Un lien entre la pénalisation du blasphème et la persécution des chrétiens

La loi sur le blasphème entraîne de dramatiques situations et de graves manquements à la liberté d’expression et de religion. Pourtant, le Pakistan a bel et bien approuvé l’Article 18 et signé la Déclaration Universelle des Droits de l’Homme. Il y a trente ans, le Pakistan adoptait la loi Pénale de 1986. 

En exigeant la peine de mort en réponse au blasphème, cette nouvelle loi a couronné 40 ans de transformation du pays. Cet État né d’un projet de liberté religieuse, est devenu le pays le plus déterminé du monde à lutter contre le blasphème. Dès lors, le nombre d’accusations de blasphème a augmenté.

Certaines ont déclenché des émeutes qui ont fait les gros titres et les situations de certaines victimes, comme Asia Bibi, ont ainsi pu être mises en lumière dans le monde entier. Au Pakistan, des hommes politiques (Salman Taseer et Shahbaz Bhatti) ont été assassinés pour avoir critiqué les lois anti-blasphème alors que leurs assassins ont été honorés comme des héros auprès du grand public.

Loi unanimement condamnée par les instances internationales

D’autres pays ont adopté des lois contre le blasphème, comme l’Indonésie, l’Éthiopie, la Gambie, le Nigéria, le Rwanda, la Somalie, la Tanzanie et le Zimbabwe, le Soudan ou l’Égypte.

Partout, elles sont utilisées comme un instrument de délation et d’abus à des fins de pouvoir politique et/ou financier.

Le Rapporteur spécial des Nations Unies sur la liberté de religion ou de conviction dit que les lois anti-blasphème «devraient être abrogées dans le monde entier afin de garantir les droits des convertis.» Le Parlement Européen exprime une «grave préoccupation» quant à l’abus de l’utilisation des lois anti-blasphème au Pakistan et exhorte ce pays à «procéder à un examen approfondi» de ces lois. La Chambre des Représentants aux États-Unis envisage deux résolutions incitant le Pakistan à les abroger. Le Conseil Œcuménique des Églises pense qu’elles inspirent des «violations massives des droits de l’homme.»

Le changement doit venir de l’intérieur

La minorité chrétienne du Pakistan aura sans doute à souffrir de la libération d'Asia Bibi. Asia elle-même devra quitter le pays. Il en est de même pour ses juges et son avocat. Tous sont menacés de mort par des groupes extrémistes islamiques. 
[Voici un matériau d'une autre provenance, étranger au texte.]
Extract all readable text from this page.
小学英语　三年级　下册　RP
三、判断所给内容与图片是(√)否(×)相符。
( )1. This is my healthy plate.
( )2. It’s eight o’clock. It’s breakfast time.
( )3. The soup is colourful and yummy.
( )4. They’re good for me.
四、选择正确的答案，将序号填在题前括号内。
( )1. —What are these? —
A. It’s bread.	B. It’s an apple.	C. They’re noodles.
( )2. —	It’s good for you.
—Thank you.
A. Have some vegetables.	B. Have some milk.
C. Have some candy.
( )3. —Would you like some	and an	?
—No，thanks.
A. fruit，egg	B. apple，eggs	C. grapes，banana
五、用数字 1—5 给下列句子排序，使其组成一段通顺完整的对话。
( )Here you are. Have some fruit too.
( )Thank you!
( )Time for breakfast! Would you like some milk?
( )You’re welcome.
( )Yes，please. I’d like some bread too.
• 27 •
Maintenant qu' Asia Bibi est sortie de prison, il est nécessaire que la pression internationale se concentre sur une transformation intérieure de la société pakistanaise.

En effet, depuis 2011, une centaine de cas de blasphème ont été enregistrés (toute religion confondue), et presque autant de personnes purgent actuellement des peines de prison pour blasphème, dont une quarantaine sont en attente de la peine de mort ou purgent une peine à vie.